Y ambas tendencias están desconectadas entre sí, existen de manera paralela, sin que se reúnan. La libertad no se decide a hacer verdad en el día a día los ideales abstractos que se proclaman.
Y ese es el problema.
Porque, como enseña el cristianismo (que en esto tiene razón), el amor a sí mismo es indisoluble de la preocupación por el otro; pero si eso es así, ello significa que la justicia al por mayor (la relativa al buen diseño de la estructura social) debe estar acompañada de la justicia al por menor (la relativa al buen comportamiento).
Así, una preocupación por la justicia estructural exige renuncia al interés egoísta; el interés por la sobrevivencia del planeta, el rechazo de ciertas formas de acumulación; el repudio del maltrato animal, incluir al embrión humano; etcétera. En la cultura contemporánea, sin embargo, se aspira a un mundo justo e igualitario, pero al mismo tiempo se pretende que mis particulares intereses tengan ventaja; a la supervivencia de la especie sin renuncia a ninguno de los placeres que provoca el consumo; al respeto irrestricto a la vida, especialmente animal, con excepción de aquellas que entorpezcan el propio plan de vida, etcétera.
Lo que se olvida es que el discurso global acerca de la justicia y el reclamo de libertad y de autonomía (tan frecuentes en el debate de este tiempo) necesitan, para contribuir al logro de una vida mejor, la existencia de lo que podríamos llamar virtudes mínimas, disposiciones de la conducta que puedan conectar los grandes ideales con el propio comportamiento. Ese es el papel de la virtud: conectar la propia vida con los grandes ideales. Esas virtudes —honradez, cortesía, respeto de las reglas, pulcritud— son el resultado de una conducta que se practica y de un discernimiento que se ejecuta al interior de la familia, en la escuela, en la universidad, en el barrio, en las diversas formas asociativas, esos lugares donde se forja el carácter. La palabra carácter proviene del griego y significa el cuño o sello de una moneda. Así lo que los clásicos llaman carácter moral (y que juzgan indispensable para el funcionamiento de las instituciones) es la huella que la práctica social ha dejado en cada uno.
Y eso es lo que está faltando.
La vida social requiere carácter, carácter moral, y este se aprende ejercitándolo. Para eso se requieren personas que guíen y corrijan. El ser humano, observó Kant, es un animal que necesita un maestro. Y para ser maestro se requiere atreverse a dar el ejemplo, a ser minoría y tener la razón. Pero hoy todos (el profesor en la sala, los padres en la casa, el político en el Congreso, el periodista en el medio, el director en la escuela, el rector en la universidad) quieren tener solo opiniones y ser aceptados y nadie quiere tener la razón.

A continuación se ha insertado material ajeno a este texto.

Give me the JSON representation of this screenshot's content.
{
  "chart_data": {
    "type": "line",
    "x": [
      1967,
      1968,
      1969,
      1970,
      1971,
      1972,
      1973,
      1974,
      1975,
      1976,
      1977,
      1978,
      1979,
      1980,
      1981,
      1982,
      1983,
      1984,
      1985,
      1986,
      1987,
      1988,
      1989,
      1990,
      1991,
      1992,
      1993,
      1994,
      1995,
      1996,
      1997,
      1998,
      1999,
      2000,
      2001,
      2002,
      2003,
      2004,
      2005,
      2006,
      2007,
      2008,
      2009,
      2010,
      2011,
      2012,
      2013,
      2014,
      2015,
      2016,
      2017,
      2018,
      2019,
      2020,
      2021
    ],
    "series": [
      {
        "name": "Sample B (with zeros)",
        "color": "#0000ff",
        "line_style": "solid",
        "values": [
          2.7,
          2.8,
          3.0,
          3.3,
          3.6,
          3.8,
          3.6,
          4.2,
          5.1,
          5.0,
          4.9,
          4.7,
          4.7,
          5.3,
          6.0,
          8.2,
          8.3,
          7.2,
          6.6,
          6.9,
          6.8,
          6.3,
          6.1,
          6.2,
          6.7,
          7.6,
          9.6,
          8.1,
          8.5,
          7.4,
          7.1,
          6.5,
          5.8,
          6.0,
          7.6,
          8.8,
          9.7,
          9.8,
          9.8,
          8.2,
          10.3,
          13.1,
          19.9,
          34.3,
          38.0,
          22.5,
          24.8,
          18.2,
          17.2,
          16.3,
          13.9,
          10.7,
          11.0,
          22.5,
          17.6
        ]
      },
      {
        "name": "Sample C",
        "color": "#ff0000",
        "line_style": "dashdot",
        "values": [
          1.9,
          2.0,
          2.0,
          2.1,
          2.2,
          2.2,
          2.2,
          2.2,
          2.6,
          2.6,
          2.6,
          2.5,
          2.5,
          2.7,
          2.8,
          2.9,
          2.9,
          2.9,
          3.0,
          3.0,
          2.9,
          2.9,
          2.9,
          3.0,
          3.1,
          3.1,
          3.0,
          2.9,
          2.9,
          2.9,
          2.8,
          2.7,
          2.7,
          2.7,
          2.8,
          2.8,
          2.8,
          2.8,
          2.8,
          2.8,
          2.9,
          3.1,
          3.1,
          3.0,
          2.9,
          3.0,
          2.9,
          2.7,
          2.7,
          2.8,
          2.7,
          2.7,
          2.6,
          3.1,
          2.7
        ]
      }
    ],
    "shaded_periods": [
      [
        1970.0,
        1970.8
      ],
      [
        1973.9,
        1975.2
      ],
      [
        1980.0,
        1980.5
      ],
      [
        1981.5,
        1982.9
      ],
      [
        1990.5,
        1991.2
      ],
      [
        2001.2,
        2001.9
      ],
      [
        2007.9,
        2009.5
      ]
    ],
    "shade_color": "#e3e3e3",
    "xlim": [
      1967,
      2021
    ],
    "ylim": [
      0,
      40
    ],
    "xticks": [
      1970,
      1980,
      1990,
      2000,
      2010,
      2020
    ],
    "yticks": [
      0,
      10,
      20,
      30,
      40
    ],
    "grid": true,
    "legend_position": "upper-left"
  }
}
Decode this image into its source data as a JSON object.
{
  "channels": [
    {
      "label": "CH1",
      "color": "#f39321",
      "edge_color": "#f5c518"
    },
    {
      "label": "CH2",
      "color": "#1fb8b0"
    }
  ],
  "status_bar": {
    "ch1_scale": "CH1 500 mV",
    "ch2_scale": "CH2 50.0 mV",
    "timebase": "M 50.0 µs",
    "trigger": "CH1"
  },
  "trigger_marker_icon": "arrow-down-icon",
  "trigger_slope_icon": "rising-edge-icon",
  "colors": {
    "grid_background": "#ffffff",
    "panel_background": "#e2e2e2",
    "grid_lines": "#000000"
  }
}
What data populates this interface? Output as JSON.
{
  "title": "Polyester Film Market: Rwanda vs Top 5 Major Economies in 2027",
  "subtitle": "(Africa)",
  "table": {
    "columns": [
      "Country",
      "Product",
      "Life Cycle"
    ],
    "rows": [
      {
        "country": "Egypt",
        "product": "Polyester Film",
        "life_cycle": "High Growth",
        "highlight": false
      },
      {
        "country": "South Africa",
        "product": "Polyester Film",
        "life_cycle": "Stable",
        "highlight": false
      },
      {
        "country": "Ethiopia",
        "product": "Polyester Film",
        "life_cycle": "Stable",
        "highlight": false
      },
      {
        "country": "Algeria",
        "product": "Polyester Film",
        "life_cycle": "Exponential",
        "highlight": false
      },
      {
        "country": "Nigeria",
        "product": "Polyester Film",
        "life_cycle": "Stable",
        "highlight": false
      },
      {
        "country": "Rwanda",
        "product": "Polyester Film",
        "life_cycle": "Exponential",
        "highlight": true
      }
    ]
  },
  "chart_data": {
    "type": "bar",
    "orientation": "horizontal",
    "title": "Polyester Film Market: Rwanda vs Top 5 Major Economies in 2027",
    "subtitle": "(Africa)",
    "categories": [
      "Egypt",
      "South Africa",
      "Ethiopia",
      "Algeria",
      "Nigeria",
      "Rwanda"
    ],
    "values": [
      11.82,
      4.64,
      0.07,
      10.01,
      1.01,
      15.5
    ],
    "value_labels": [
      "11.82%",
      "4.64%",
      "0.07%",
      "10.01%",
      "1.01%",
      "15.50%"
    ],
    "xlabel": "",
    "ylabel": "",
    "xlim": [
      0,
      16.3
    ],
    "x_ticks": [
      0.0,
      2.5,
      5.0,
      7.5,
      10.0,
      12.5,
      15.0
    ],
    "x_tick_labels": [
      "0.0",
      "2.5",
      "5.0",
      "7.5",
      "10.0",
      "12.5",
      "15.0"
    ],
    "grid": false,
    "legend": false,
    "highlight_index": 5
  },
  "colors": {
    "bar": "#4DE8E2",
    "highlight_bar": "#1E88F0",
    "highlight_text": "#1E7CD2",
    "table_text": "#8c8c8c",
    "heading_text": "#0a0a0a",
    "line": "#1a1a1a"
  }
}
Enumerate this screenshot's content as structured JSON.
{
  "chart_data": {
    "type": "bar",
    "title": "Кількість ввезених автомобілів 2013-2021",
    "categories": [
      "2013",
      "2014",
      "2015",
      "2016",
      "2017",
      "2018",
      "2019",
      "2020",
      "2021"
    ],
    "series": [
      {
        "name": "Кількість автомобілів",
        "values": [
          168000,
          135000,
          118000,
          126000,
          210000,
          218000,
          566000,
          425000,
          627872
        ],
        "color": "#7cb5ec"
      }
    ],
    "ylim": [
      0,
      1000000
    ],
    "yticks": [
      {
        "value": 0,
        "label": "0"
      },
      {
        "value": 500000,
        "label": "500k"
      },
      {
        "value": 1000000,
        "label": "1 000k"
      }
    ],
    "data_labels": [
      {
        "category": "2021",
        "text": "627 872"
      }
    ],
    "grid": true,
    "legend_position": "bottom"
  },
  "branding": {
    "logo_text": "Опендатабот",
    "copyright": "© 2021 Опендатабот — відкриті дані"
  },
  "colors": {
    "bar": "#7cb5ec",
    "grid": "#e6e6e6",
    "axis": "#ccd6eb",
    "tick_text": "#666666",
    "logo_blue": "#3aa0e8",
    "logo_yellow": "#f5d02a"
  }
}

Durante mucho tiempo ha imperado en el ámbito público el anhelo de libertad y quienes han ejercido el papel de maestros han sido los que han estimulado ese deseo; quizá sea hora de retomar la lección de los clásicos y ponerse a pensar en las restricciones indispensables para que la vida funcione, en las virtudes del carácter necesarias para que la justicia y la moral impregnen la vida social y no se crea, como hasta ahora, que el buen comportamiento consiste solo en decir lo correcto en vez de hacerlo.
Pero para eso son necesarias gentes que quieran tener la razón y dar el ejemplo. Y de eso no parece haber.